Entre a Última Ceia e a Festa dos Deuses
ENTRE A ÚLTIMA CEIA E A FESTA DOS DEUSES
Na sequência da polémica causada por uma das cenas da
cerimónia de abertura dos Jogos Olímpicos, muitos sabichões, inclusive
comentadores das nossas televisões como Ana Gomes, criticaram a reacção dos católicos que se indignaram. Então esses católicos não sabiam que essa cena era
uma adaptação de um quadro de um pintor neerlandês sobre o tema "O Festim
dos deuses" e que não tinha nada a ver com a "Última Ceia" de
Leonardo da Vinci?? Pois bem, fiz uma pequena investigação que agora partilho
convosco com as respectivas imagens.
Quadro 1 - Leonardo da Vinci pinta a fresco em Milão
"A Última Ceia" (1495). Com o passar do tempo esta imagem torna-se um
ícone desse episódio estruturador do Cristianismo. De acordo com o Evangelho, a
Eucaristia foi instituída por Cristo nesse momento, que os católicos celebram
sempre na Quinta Feira Santa.
Quadro 2 - Rafael, em 1515, usa o mesmo envolvimento
para pintar o festim dos deuses, num período em que a obra de Leonardo ainda
não tinha ganho a fama. Estamos no apogeu do Renascimento, no mesmo ambiente
intelectual que ainda vai ser usado, por exemplo, por Camões em "Os
Lusíadas" e a Igreja está sedenta de reforma.

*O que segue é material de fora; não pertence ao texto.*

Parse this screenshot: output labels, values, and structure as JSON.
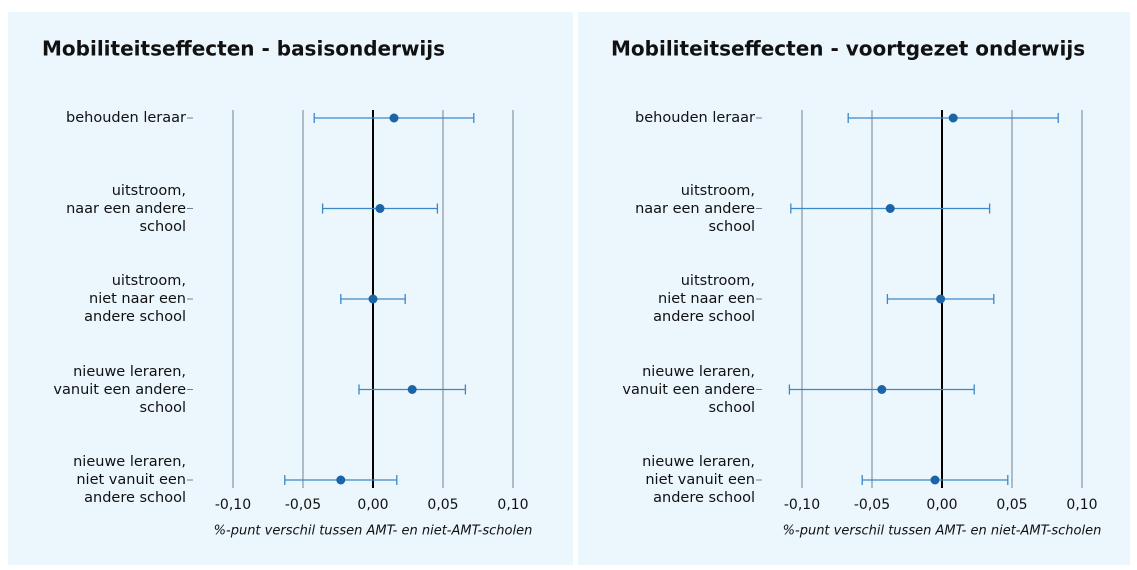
{
  "chart_data": [
    {
      "type": "dot",
      "title": "Mobiliteitseffecten - basisonderwijs",
      "x_label": "%-punt verschil tussen AMT- en niet-AMT-scholen",
      "categories": [
        "behouden leraar",
        "uitstroom,\nnaar een andere\nschool",
        "uitstroom,\nniet naar een\nandere school",
        "nieuwe leraren,\nvanuit een andere\nschool",
        "nieuwe leraren,\nniet vanuit een\nandere school"
      ],
      "values": [
        0.015,
        0.005,
        0.0,
        0.028,
        -0.023
      ],
      "errors": [
        0.057,
        0.041,
        0.023,
        0.038,
        0.04
      ],
      "color": "#1c64a8",
      "xlim": [
        -0.115,
        0.12
      ],
      "xticks": [
        {
          "value": -0.1,
          "label": "-0,10"
        },
        {
          "value": -0.05,
          "label": "-0,05"
        },
        {
          "value": 0,
          "label": "0,00"
        },
        {
          "value": 0.05,
          "label": "0,05"
        },
        {
          "value": 0.1,
          "label": "0,10"
        }
      ],
      "grid": true
    },
    {
      "type": "dot",
      "title": "Mobiliteitseffecten - voortgezet onderwijs",
      "x_label": "%-punt verschil tussen AMT- en niet-AMT-scholen",
      "categories": [
        "behouden leraar",
        "uitstroom,\nnaar een andere\nschool",
        "uitstroom,\nniet naar een\nandere school",
        "nieuwe leraren,\nvanuit een andere\nschool",
        "nieuwe leraren,\nniet vanuit een\nandere school"
      ],
      "values": [
        0.008,
        -0.037,
        -0.001,
        -0.043,
        -0.005
      ],
      "errors": [
        0.075,
        0.071,
        0.038,
        0.066,
        0.052
      ],
      "color": "#1c64a8",
      "xlim": [
        -0.115,
        0.12
      ],
      "xticks": [
        {
          "value": -0.1,
          "label": "-0,10"
        },
        {
          "value": -0.05,
          "label": "-0,05"
        },
        {
          "value": 0,
          "label": "0,00"
        },
        {
          "value": 0.05,
          "label": "0,05"
        },
        {
          "value": 0.1,
          "label": "0,10"
        }
      ],
      "grid": true
    }
  ]
}
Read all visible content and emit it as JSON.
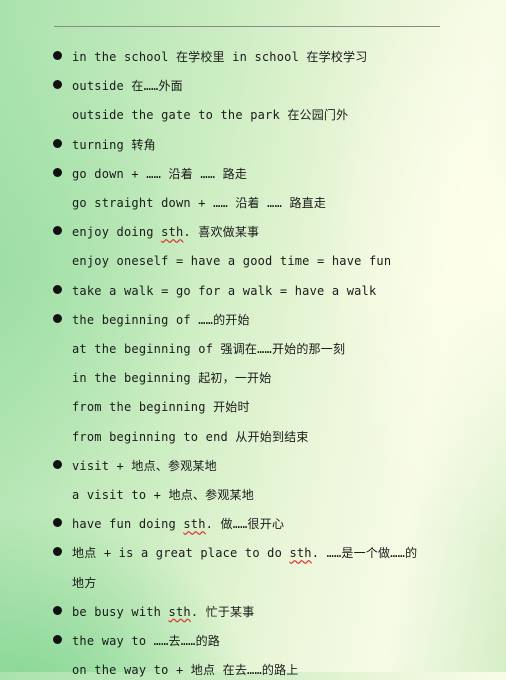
{
  "notes": [
    {
      "text": "in the school 在学校里   in school 在学校学习",
      "bullet": true
    },
    {
      "text": "outside 在……外面",
      "bullet": true
    },
    {
      "text": "outside the gate to the park 在公园门外",
      "bullet": false
    },
    {
      "text": "turning 转角",
      "bullet": true
    },
    {
      "text": "go down + …… 沿着 …… 路走",
      "bullet": true
    },
    {
      "text": "go straight down + …… 沿着 …… 路直走",
      "bullet": false
    },
    {
      "pre": "enjoy doing ",
      "mark": "sth",
      "post": ". 喜欢做某事",
      "bullet": true
    },
    {
      "text": "enjoy oneself = have a good time = have fun",
      "bullet": false
    },
    {
      "text": "take a walk = go for a walk = have a walk",
      "bullet": true
    },
    {
      "text": "the beginning of ……的开始",
      "bullet": true
    },
    {
      "text": "at the beginning of 强调在……开始的那一刻",
      "bullet": false
    },
    {
      "text": "in the beginning 起初，一开始",
      "bullet": false
    },
    {
      "text": "from the beginning 开始时",
      "bullet": false
    },
    {
      "text": "from beginning to end 从开始到结束",
      "bullet": false
    },
    {
      "text": "visit + 地点、参观某地",
      "bullet": true
    },
    {
      "text": "a visit to + 地点、参观某地",
      "bullet": false
    },
    {
      "pre": "have fun doing ",
      "mark": "sth",
      "post": ". 做……很开心",
      "bullet": true
    },
    {
      "pre": "地点 + is a great place to do ",
      "mark": "sth",
      "post": ". ……是一个做……的",
      "bullet": true
    },
    {
      "text": "地方",
      "bullet": false
    },
    {
      "pre": "be busy with ",
      "mark": "sth",
      "post": ". 忙于某事",
      "bullet": true
    },
    {
      "text": "the way to ……去……的路",
      "bullet": true
    },
    {
      "text": "on the way to + 地点 在去……的路上",
      "bullet": false
    }
  ]
}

Mas essa reforma, desencadeada por Lutero a partir de
1517 vai trazer mais do que a reforma das instituições, que quase todos
desejavam. Lutero nega a maior parte dos sacramentos, incluindo a Eucaristia e
o mistério da consubstanciação.
Certamente por isso, os artistas que continuaram a
pintar o Festim dos Deuses, colocaram-no antes num jardim, separando a tradição
greco-romana das novas polémicas suscitadas pela Reforma. A memória da Última
Ceia ganhou um novo sentido desde então e passou a ser preservada.
Quadro 3 - O festim dos deuses por Ticiano (1490-1576)
(iniciado por Bellini (1436-1516), mas terminado por Ticiano que pintou
precisamente a envolvência)
Quadro 4 - O festim dos deuses por Rubens (1577-1640)
Quadro 5 - O festim dos deuses atribuído a Jan van
Balen e a Hendrik van Kessel, moradores na católica Antuérpia em meados do
século XVII
Outros temas semelhantes, como o triunfo de Baco por
Velasquez (1629) também foram pintados na envolvência de um jardim.
Os nossos simpáticos e inocentes organizadores dos
Jogos desconhecem toda esta tradição católica ou pura e simplesmente
ignoraram-na. Rubens? Ticiano? pfff
Entretanto, em 1635, Jan Harmensz van Bijlert,
neerlandês calvinista estabelecido em Utrecht, que visitara Itália e se deixou
influenciar por Caravaggio, resolveu também pintar o festim dos deuses, mas ao
contrário do que faziam os seus colegas católicos de Antuérpia, resolveu repor
o Festim em torno de uma mesa, ao modo da icónica "Última Ceia".
Resumindo:
O quadro de Bijlert não é "a" representação
original do Festim dos deuses, que foi pintado em plena contra-reforma por
católicos num outro enquadramento.
O quadro de Bijlert, produzido em plena Guerra dos
Trinta Anos, quando católicos e protestantes se enfrentavam cruelmente nos
campos de batalha e disputavam sem quartel as questões teológicas nos púlpitos
e nos livros, tem de ser entendido num enquadramento de afrontamento contra o
mundo católico. Bijlert, que viajara por Itália, sabia o que estava a fazer.
Os simpáticos organizadores dos Jogos talvez não
soubessem esta pequena História que aqui vos alinhavei, mas a sua ignorância
não os torna inocentes. Já os comentadores televisivos são de facto, na sua
grande maioria, inocentes ignorantes.